Aurivillius in Seitz places evombar and antheus in the policenes Group Subgroup 1 circumscribed-Hindwing with a long, narrow tail of uniform width at vein 4. Frons black with white lateral margins. Wings above with green or greenish white markings. Cell of the forewing with 5 — 6 transverse bands or spots.Both wings with submarginal spots. Hindwing beneath with a so-called ornamental band, formed of red spots. Besides the markings already mentioned the forewing has a spot at the base of cellules 1 a and 1 b, an oblique transverse streak in the basal part of these cellules and 8 discal spots, one each in cellules 1 a — 6 and 8; the hindwing has a narrow transverse band at the base, a narrow median band which consists only of three spots
(in the cell and in cellules 2 and 7) and usually also 7 discal spots in cellules 1 c -7, of which, however, that in 1 c is red. The larva has four pairs of spines, one pair each on the 1., 2., 3. and penultimate segments. The pupa is very angularly widened at the beginning of the abdomen and has a long hump on the mesothorax.

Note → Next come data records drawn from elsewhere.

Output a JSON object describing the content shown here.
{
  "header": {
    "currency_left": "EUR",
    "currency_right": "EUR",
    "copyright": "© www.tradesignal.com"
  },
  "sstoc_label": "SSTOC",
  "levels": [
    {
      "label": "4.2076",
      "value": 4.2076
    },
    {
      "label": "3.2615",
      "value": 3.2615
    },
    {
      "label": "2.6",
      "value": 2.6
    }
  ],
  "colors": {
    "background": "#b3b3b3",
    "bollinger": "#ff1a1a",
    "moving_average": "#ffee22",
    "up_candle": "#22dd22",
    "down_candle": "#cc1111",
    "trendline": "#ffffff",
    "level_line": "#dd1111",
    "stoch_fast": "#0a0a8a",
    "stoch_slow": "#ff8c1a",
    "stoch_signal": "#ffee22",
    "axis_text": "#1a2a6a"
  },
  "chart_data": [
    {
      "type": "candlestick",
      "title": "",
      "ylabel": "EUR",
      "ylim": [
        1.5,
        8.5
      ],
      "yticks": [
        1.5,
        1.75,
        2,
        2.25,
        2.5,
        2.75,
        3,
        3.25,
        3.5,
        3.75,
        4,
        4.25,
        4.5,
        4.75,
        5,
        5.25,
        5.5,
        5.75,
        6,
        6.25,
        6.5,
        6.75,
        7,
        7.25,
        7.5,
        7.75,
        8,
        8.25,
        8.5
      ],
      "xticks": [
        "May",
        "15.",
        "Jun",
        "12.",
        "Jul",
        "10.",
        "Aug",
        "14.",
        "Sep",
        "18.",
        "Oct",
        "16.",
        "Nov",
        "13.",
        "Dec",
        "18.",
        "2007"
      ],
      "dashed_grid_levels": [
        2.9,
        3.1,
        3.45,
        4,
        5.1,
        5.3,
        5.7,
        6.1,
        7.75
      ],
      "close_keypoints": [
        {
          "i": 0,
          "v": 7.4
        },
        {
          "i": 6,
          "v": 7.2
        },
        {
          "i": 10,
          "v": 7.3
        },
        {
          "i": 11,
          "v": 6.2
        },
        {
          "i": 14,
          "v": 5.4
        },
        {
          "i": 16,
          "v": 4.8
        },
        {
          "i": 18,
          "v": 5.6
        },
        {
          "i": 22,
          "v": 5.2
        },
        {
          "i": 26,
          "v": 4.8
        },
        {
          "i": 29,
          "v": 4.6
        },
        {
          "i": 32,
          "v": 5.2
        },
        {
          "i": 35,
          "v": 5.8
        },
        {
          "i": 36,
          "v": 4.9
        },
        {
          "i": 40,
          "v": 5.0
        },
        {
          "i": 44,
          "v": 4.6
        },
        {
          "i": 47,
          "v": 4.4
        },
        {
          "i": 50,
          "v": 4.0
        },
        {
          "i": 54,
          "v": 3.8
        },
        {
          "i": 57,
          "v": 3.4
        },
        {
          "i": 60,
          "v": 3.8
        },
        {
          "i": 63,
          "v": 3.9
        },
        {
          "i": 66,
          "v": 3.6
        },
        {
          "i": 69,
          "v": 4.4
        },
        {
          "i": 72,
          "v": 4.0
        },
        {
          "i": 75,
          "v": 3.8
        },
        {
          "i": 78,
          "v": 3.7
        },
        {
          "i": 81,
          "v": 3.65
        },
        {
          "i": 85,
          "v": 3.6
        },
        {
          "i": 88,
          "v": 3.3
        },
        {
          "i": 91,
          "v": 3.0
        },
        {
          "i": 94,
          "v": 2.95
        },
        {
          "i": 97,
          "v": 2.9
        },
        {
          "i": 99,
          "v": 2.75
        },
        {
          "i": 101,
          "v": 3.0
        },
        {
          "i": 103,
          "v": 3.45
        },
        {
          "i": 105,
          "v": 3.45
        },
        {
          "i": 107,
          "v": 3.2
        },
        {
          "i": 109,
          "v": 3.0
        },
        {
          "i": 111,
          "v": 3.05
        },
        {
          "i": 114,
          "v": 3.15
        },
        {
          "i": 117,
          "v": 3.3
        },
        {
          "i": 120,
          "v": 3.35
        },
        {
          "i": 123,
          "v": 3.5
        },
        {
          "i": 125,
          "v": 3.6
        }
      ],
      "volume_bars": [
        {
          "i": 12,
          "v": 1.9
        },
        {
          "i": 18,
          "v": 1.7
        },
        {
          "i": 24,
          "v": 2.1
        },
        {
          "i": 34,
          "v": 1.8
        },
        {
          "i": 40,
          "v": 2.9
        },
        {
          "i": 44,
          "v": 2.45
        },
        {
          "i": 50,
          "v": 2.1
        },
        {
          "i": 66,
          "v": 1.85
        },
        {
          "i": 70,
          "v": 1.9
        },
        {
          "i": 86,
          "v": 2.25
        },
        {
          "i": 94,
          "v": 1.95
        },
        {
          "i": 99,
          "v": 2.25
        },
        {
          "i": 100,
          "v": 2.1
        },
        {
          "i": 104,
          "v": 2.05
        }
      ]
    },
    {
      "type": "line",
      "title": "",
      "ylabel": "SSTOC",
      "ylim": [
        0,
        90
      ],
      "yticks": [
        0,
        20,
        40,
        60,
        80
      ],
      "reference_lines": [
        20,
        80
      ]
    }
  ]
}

Subgroup 1.Hindwing in the apex of the cell with an additional light spot which is sometimes more or less united with the spot of the median band. The discal spot in cellule 3 of the hindwing is elongated and nearly or quite reaches the base of the cellule. Wings beneath spotted with red at the extreme basal margin. Cell of the forewing behind the fifth transverse streak unicolorous, without spots.